Скорее всего именно в эти дни Гоген создал малоизвестную картину, подписанную и датированную 1890 годом, которая особенно наглядно показывает, что он ожидал найти на Таити (илл. 7). Обнаженная Ева невозмутимо срывает греховно-красный плод с живописного фантастического дерева, какие до тех пор писал только таможенный чиновник Руссо. Много лет Гогену приходилось довольствоваться продажной любовью и случайными связями с горничными бретонских гостиниц. И на первый взгляд кажется, что картина всего-навсего воплощает весьма банальную и легко толкуемую эротическую мечту. Но, как известно, произведения больших художников часто оказываются неожиданно сложными и многозначными; так и это полотно — своего рода головоломка. Один проницательный американский искусствовед, Генри Дорра, недавно заметил, что, во-первых, Ева стоит в позе Будды с японского храмового фриза, который Гоген видел на Всемирной выставке 1889 года, и, во-вторых, художник наделил Еву головой и лицом своей матери! Со дня смерти матери, которую Гоген очень любил, прошло девятнадцать лет, но у него была хорошая фотография (она сохранилась до наших дней), и нет никакого сомнения, что он использовал ее как образец. Психоаналитическое толкование этого неожиданного заимствования, предложенное все тем же зорким искусствоведом, выглядит довольно дельным (во всяком случае, рядом с большинством других фрейдистских объяснений, встречающихся в книгах о Гогене): «Здесь, как и в предыдущих работах, Ева олицетворяет тягу художника к примитивному. Гоген, чья социальная философия во многом связана с Жан-Жаком Руссо, в своих письмах и записках часто противопоставляет прогнившей цивилизации Запада счастливое первобытное состояние человеческого рода. Обращаясь за вдохновением к «типам, религии, символике, мистике» примитивных народов, он искал остатки далекого чистого детства человечества. Можно ли найти лучший символ этой мечты о золотом веке, чем крепко сложенная плодовитая праматерь всех людей?»
Гогенова «Ева» экзотична, в этом выразилось его естественное влечение к тропической жизни. Его пристрастие к чувственным туземкам не было случайной прихотью. Гоген сам был смешанного происхождения — в жилах его матери текла перуанская, испанская и французская кровь, — и когда он называл себя «парией», «дикарем», который должен вернуться к дикому состоянию, в этом проявлялся осознанный атавизм.

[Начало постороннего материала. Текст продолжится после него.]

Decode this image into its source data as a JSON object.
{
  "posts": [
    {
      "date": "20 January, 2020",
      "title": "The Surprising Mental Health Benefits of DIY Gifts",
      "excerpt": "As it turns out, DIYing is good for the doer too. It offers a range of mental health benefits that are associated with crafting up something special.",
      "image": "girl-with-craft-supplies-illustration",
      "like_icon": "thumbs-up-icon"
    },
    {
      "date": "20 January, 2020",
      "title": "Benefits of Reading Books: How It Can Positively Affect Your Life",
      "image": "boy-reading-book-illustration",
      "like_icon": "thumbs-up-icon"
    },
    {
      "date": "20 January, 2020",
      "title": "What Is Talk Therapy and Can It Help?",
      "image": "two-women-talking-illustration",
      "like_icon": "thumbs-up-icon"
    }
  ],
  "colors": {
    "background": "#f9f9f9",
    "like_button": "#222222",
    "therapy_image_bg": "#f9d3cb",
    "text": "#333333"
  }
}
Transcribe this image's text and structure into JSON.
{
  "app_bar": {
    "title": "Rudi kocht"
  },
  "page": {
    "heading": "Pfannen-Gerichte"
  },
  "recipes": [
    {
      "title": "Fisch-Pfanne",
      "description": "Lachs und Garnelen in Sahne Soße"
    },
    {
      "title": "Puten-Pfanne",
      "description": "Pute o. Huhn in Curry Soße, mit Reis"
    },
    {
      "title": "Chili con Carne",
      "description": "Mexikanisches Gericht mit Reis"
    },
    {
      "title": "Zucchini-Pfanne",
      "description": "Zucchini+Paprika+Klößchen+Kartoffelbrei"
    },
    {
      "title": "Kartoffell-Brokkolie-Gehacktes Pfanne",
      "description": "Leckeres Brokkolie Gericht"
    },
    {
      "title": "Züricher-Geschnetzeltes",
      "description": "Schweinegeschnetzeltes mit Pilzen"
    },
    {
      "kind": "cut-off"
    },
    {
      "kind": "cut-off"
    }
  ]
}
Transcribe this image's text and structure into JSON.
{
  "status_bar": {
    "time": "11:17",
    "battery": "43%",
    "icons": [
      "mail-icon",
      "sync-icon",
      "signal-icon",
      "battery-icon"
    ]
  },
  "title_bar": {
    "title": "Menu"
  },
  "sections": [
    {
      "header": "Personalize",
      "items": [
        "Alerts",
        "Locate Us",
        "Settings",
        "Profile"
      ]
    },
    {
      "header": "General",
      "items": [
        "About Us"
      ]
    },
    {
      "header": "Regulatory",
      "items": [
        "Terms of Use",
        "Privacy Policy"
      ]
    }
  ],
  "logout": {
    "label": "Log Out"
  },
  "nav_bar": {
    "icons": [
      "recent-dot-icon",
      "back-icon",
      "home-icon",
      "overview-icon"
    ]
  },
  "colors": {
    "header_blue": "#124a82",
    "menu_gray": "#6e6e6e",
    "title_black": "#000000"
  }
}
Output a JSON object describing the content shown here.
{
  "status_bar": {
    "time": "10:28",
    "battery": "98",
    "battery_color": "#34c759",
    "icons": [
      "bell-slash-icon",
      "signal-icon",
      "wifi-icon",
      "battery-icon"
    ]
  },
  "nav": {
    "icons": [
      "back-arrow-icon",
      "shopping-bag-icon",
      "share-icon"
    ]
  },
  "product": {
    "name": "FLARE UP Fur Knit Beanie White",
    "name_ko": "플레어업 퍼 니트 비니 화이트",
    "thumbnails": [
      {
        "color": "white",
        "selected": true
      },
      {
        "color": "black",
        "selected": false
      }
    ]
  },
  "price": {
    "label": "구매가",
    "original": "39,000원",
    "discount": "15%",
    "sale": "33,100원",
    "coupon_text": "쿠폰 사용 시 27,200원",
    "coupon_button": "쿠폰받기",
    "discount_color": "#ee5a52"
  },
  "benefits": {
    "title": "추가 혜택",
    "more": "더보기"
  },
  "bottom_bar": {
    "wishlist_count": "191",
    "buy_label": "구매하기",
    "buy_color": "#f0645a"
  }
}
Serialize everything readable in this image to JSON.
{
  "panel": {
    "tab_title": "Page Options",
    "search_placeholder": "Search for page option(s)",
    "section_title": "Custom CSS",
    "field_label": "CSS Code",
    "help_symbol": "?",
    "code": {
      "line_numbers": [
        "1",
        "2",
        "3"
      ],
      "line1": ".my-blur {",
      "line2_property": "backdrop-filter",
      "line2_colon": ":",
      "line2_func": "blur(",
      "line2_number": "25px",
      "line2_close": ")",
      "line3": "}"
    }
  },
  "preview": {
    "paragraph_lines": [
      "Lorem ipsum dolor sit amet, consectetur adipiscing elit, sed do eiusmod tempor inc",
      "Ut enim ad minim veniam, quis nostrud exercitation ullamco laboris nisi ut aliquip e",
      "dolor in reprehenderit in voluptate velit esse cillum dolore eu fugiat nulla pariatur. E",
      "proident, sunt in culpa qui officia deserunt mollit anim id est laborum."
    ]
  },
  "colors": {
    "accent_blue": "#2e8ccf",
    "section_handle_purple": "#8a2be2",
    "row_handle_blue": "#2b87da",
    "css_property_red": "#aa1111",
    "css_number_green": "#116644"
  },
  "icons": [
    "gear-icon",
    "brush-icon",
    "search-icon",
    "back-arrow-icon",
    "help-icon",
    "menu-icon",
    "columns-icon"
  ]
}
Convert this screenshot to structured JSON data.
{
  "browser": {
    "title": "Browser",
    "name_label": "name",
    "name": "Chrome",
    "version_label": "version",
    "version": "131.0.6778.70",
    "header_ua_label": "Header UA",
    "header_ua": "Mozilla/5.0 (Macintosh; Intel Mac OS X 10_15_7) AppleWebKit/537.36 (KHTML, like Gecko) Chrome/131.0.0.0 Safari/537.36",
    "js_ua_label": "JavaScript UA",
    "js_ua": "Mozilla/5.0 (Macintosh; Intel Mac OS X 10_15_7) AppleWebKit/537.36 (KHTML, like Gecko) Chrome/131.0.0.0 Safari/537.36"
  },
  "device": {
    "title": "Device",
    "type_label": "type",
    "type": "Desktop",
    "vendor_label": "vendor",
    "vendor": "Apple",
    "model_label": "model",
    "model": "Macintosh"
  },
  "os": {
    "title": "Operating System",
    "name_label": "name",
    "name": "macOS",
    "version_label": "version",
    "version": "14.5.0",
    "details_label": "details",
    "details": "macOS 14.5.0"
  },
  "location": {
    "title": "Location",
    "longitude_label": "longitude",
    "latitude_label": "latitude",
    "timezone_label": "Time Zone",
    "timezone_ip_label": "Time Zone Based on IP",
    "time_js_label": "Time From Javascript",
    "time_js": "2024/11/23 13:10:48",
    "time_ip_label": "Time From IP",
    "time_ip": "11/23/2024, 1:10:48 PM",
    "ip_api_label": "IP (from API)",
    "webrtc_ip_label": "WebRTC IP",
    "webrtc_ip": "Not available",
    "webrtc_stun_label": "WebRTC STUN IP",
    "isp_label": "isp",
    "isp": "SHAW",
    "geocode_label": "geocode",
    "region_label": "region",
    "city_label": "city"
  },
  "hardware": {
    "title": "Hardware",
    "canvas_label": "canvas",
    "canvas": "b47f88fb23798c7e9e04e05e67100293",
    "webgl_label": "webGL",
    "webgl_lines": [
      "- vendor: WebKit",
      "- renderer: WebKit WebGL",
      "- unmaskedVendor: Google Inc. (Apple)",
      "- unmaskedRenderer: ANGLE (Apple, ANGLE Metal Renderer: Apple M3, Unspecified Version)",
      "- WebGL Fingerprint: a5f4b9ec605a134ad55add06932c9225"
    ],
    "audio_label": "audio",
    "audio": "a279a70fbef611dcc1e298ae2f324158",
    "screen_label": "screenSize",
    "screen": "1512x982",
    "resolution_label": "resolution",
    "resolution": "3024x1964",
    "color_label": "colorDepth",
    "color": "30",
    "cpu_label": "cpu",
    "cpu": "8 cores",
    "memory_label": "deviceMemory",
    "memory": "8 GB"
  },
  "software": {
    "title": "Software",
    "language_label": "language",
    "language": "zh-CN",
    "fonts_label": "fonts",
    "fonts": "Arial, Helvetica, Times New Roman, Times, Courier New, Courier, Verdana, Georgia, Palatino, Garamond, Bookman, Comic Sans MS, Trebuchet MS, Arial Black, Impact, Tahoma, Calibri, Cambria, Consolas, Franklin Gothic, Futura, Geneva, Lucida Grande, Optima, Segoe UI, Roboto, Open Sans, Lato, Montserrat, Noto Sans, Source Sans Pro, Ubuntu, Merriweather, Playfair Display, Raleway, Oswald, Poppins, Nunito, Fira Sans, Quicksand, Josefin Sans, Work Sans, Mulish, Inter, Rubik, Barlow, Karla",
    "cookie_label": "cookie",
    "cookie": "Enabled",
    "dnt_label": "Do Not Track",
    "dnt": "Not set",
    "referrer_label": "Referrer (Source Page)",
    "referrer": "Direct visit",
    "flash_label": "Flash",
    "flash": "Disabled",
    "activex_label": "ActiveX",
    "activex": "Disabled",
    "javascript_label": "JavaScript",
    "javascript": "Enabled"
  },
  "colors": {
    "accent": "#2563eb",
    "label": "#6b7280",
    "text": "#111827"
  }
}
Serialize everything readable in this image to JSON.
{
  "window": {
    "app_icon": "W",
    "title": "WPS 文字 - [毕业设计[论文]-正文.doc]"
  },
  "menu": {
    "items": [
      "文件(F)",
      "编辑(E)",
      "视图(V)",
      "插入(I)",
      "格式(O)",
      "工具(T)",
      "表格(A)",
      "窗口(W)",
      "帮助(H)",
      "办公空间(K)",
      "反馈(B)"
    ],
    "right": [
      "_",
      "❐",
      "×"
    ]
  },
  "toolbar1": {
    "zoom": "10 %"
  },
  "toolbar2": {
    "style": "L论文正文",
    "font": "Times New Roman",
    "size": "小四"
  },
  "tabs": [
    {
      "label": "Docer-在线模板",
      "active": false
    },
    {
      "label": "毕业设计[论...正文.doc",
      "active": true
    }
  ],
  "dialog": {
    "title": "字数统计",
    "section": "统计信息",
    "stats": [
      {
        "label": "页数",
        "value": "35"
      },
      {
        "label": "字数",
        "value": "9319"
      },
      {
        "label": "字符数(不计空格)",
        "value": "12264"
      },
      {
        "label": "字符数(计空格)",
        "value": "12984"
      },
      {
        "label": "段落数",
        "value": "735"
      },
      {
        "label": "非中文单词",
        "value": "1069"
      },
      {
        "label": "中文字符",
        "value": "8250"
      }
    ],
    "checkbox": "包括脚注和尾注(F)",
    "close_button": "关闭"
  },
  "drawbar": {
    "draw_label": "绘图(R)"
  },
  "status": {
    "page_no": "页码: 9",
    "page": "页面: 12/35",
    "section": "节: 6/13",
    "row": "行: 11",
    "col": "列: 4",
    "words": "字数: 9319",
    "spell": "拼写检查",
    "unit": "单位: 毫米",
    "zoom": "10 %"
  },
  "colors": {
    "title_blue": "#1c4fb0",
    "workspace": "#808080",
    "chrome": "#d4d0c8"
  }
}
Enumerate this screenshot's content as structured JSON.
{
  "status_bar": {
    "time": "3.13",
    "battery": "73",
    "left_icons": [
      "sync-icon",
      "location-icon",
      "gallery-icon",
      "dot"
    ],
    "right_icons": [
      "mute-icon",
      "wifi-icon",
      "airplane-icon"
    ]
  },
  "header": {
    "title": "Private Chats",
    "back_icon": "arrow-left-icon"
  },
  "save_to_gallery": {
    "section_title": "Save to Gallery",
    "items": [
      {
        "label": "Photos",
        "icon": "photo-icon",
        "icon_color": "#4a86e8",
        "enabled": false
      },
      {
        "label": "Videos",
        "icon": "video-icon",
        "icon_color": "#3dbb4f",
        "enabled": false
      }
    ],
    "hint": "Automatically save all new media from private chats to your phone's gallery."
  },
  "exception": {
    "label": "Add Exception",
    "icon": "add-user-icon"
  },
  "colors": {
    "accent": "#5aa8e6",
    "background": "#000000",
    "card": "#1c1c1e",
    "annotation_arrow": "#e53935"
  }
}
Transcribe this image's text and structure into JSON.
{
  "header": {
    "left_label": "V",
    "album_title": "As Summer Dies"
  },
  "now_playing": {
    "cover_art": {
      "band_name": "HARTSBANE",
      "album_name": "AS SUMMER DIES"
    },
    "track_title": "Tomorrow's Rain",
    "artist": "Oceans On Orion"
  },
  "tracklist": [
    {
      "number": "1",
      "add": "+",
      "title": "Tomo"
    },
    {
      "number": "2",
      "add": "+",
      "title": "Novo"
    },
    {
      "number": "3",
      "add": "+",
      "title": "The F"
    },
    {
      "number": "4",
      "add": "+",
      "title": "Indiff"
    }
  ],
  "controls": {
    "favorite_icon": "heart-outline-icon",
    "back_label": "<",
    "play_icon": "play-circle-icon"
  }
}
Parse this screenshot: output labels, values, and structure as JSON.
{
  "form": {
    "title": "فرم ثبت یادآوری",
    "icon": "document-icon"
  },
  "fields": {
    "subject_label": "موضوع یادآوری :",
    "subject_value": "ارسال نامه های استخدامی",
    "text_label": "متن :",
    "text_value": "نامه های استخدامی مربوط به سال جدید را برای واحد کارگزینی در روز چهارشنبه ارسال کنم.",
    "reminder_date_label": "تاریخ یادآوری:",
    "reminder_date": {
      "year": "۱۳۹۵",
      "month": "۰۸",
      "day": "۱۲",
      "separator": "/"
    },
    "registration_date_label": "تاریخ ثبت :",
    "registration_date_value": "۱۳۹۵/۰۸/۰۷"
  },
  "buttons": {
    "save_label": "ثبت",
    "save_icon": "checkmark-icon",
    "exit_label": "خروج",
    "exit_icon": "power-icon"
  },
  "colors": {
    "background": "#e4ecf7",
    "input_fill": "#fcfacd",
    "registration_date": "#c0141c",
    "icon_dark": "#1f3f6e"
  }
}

Кроме первобытности и экзотичности его «Ева» — мать; в этом качестве она выражает эмоциональное равновесие, которое Гоген — так сложились его юные годы — связывал с жизнью в тропиках. Сам он проникновенно говорит об этом в письме, которое написал жене перед отъездом на Таити, когда шел седьмой год его разлуки с нею и детьми: «Жить одному, без матери, без семьи, без детей — это для меня несчастье… И я надеюсь, что настанет день… когда я смогу бежать на какой-нибудь полинезийский остров, поселиться там в лесной глуши, забыть о европейской погоне за деньгами, всецело жить своим творчеством, в окружении семьи. Там, на Таити, в безмолвии чудных тропических ночей, я смогу слушать нежную, журчащую музыку своего сердца, гармонично сливаясь с окружающими меня таинственными существами». Как ни парадоксально это покажется, настроения Гогена вполне объясняются его прошлым. Поль Гоген, рано оставшийся без отца, в детстве провел четыре года в Перу, живя там сравнительно обеспеченно с матерью и бабушкой. Когда же его мать, Алина, вернулась с детьми в Париж, они очутились в стесненных обстоятельствах. Кончив учение, юный Поль тотчас завербовался на судно и в итоге много лет вел беспокойную жизнь моряка. Даже брак не принес ему желанного душевного равновесия, так как в его отношениях с женой не было устойчивости. Похоже, что детские годы в Перу были самой счастливой и покойной порой его жизни. Вот почему не так уж удивительно, что поиски эмоционального равновесия связывались у Гогена с мечтой о бегстве в тропики; экзотические страны, в которых он побывал в юности, стали психологическим убежищем, где он укрывался в тяжелую минуту»[13].
В августе 1890 года на мир прекрасных грез Гогена пала первая тень: он получил краткое известие, что Винсент Ван Гог пустил себе пулю в грудь и истек кровью. С присущей ему прямотой Гоген писал: «Как ни печальна эта кончина, я не очень горюю, ибо предвидел ее и знал, каких страданий стоила этому бедняге борьба с безумием. Умереть сейчас — для него счастье, кончились его мучения; а если он, согласно учению Будды, снова родится, то пожнет плоды своего доблестного поведения в этой жизни. Он мог утешиться тем, что брат ни разу не предал его и что многие художники его понимали».